Portanto, levamos até ao momento uma ligeira anomalia positiva a norte e negativa a sul. Contudo, se assumirmos como certa a previsão do IM (humana até 27, automática a partir daí) até ao final do mês, ficamos com:


Bragança: Máx: 9,7 ºC (+0,3) Mín: 1,4ºC (-0,3)
Porto: Máx: 14,5 ºC (=) Mín: 7,2ºC (+0,1)
Lisboa: Máx: 15,5 ºC (+0,3) Mín: 8,9ºC (-0,6)
Beja: Máx: 14,5 ºC (-0,2) Mín: 5,6ºC (-1,2)
Faro: Máx: 17,1 ºC (=) Mín: 8,4ºC (-0,9)

Deveremos ter então, um mês normal quanto a temperaturas a norte, e com anomalia negativa a sul.

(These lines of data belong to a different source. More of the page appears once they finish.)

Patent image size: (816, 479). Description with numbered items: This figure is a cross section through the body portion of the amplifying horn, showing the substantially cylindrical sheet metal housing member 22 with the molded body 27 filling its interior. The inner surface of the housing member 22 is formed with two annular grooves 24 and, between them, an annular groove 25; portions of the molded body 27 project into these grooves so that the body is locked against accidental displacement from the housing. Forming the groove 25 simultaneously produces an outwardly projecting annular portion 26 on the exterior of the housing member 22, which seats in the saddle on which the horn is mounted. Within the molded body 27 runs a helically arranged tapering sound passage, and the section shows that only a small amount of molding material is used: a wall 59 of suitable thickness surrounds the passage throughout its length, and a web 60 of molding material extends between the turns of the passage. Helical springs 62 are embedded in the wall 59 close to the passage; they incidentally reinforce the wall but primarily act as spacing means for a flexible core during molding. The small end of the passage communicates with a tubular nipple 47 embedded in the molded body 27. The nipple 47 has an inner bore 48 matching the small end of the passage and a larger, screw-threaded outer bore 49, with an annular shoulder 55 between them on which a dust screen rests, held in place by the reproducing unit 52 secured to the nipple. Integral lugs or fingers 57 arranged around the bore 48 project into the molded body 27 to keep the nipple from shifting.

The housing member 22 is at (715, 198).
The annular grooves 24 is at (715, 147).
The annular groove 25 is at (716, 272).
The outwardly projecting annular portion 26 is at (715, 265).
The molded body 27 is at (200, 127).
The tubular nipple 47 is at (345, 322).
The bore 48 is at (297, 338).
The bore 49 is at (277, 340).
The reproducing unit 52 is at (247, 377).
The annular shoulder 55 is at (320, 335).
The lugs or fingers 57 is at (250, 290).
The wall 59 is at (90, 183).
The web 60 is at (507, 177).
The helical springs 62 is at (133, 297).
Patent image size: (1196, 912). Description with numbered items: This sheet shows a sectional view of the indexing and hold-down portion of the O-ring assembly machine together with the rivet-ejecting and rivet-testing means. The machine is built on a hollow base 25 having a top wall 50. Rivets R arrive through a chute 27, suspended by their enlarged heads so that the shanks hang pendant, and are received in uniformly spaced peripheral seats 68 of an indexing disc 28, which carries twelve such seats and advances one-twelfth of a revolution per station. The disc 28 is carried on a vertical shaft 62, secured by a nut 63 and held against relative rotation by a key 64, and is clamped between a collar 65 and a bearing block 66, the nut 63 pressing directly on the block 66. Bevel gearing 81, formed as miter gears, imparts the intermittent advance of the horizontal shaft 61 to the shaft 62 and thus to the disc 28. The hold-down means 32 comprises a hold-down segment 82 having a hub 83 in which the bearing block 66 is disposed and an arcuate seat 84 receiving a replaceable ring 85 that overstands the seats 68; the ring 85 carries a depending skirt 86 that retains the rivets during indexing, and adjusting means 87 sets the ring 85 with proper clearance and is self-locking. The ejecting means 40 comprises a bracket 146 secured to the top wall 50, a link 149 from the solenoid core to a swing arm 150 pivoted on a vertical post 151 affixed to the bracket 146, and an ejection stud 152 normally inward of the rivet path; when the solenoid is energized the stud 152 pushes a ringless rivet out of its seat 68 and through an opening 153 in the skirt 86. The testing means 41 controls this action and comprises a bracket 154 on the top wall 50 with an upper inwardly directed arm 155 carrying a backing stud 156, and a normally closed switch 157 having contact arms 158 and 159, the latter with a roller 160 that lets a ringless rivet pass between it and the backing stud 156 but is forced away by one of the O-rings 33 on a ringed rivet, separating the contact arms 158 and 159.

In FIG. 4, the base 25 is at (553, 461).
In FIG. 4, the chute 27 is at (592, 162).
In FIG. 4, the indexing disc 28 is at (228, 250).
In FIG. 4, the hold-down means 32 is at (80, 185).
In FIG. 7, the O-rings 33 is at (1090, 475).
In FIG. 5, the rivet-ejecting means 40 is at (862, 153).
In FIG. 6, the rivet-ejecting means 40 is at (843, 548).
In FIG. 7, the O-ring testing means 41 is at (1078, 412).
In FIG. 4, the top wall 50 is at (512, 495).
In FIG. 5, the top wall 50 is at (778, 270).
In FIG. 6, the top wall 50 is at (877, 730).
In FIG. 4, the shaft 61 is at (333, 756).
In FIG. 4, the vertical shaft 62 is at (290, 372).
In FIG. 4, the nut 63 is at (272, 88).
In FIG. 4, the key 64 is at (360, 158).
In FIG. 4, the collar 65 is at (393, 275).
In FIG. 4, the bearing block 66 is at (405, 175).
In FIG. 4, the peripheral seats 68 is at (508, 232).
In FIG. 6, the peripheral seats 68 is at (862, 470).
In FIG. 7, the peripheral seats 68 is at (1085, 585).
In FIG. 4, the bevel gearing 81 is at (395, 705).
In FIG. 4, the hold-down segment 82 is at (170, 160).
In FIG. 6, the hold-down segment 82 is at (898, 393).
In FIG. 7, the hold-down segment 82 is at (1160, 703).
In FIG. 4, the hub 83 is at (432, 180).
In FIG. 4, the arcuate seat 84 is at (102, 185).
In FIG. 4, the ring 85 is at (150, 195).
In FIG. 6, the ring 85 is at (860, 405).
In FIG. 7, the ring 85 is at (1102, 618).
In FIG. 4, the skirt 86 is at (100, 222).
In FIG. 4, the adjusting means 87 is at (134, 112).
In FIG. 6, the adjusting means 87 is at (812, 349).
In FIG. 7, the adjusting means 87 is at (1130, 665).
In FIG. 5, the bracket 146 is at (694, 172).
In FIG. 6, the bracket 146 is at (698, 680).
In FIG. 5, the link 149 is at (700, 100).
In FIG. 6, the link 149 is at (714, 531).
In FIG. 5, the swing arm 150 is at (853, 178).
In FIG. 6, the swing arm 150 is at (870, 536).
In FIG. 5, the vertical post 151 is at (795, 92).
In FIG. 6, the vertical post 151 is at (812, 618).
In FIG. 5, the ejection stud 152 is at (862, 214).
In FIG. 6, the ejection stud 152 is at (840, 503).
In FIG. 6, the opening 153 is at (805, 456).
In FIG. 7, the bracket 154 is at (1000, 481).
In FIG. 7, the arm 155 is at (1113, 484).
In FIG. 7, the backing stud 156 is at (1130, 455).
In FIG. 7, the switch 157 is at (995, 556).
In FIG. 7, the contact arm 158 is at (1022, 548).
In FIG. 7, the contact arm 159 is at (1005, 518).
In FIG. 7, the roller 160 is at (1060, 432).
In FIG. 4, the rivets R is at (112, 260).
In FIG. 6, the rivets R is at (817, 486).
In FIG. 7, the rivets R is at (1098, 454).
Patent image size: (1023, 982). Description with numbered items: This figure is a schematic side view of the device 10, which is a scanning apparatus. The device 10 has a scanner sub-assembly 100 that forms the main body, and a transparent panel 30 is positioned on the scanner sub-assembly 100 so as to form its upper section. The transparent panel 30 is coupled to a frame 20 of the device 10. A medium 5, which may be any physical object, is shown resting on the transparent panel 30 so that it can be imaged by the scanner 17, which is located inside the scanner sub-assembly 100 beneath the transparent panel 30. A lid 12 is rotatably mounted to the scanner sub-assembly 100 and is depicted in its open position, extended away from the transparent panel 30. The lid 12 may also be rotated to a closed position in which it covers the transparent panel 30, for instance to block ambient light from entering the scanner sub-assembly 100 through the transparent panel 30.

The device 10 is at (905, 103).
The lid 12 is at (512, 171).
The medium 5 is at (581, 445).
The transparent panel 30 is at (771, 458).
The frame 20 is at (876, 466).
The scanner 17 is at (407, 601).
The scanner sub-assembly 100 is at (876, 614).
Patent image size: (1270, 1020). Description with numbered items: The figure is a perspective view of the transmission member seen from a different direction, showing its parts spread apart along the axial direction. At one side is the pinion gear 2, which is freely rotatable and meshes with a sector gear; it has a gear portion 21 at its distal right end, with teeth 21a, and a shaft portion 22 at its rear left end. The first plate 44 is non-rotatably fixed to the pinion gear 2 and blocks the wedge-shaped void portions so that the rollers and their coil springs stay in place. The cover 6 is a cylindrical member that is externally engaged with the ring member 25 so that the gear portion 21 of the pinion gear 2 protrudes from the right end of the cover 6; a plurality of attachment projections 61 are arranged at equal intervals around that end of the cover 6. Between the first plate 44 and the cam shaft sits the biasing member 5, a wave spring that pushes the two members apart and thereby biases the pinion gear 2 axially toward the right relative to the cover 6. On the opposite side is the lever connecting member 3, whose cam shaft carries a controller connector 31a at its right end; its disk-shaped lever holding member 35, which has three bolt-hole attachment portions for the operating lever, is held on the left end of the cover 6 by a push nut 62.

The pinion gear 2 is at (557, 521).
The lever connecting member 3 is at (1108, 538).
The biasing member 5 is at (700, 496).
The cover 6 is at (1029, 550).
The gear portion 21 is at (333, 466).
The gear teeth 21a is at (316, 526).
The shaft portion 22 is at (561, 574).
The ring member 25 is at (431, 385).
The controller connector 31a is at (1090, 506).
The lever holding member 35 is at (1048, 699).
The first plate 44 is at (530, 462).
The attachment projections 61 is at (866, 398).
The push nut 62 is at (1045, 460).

Quanto aos modelos, o GFS para não variar já matou a depressão a sul do Algarve, não se vê nada de especial até prazos aceitáveis, é esperar pela mudança de padrão que mais cedo ou mais tarde vai ter de ocorrer.


----------



## Aristocrata (26 Dez 2011 às 07:55)

"É preciso ter calma..."

Eu considero-me um privilegiado...
O meu clima é temperado oceânico (não cabe nas atuais classificações, eu sei!), mas é o clima ao qual me adaptei desde que nasci - este é o meu clima ideal, o melhor clima do mundo...e quem sabe arredores!
Frio de inverno, calor de verão. Seco no verão e húmido no inverno. Há melhor?!
Tenho o melhor de 2 mundos: a primavera e o outono são estações em que tenho tanto as características do interior continental como as do litoral.

Querem saber outra coisa: foi por isso que em criança, com 8 anos, já me deliciava com a meteorologia e com as magníficas apresentações do grande senhor *Anthimio de Azevedo*.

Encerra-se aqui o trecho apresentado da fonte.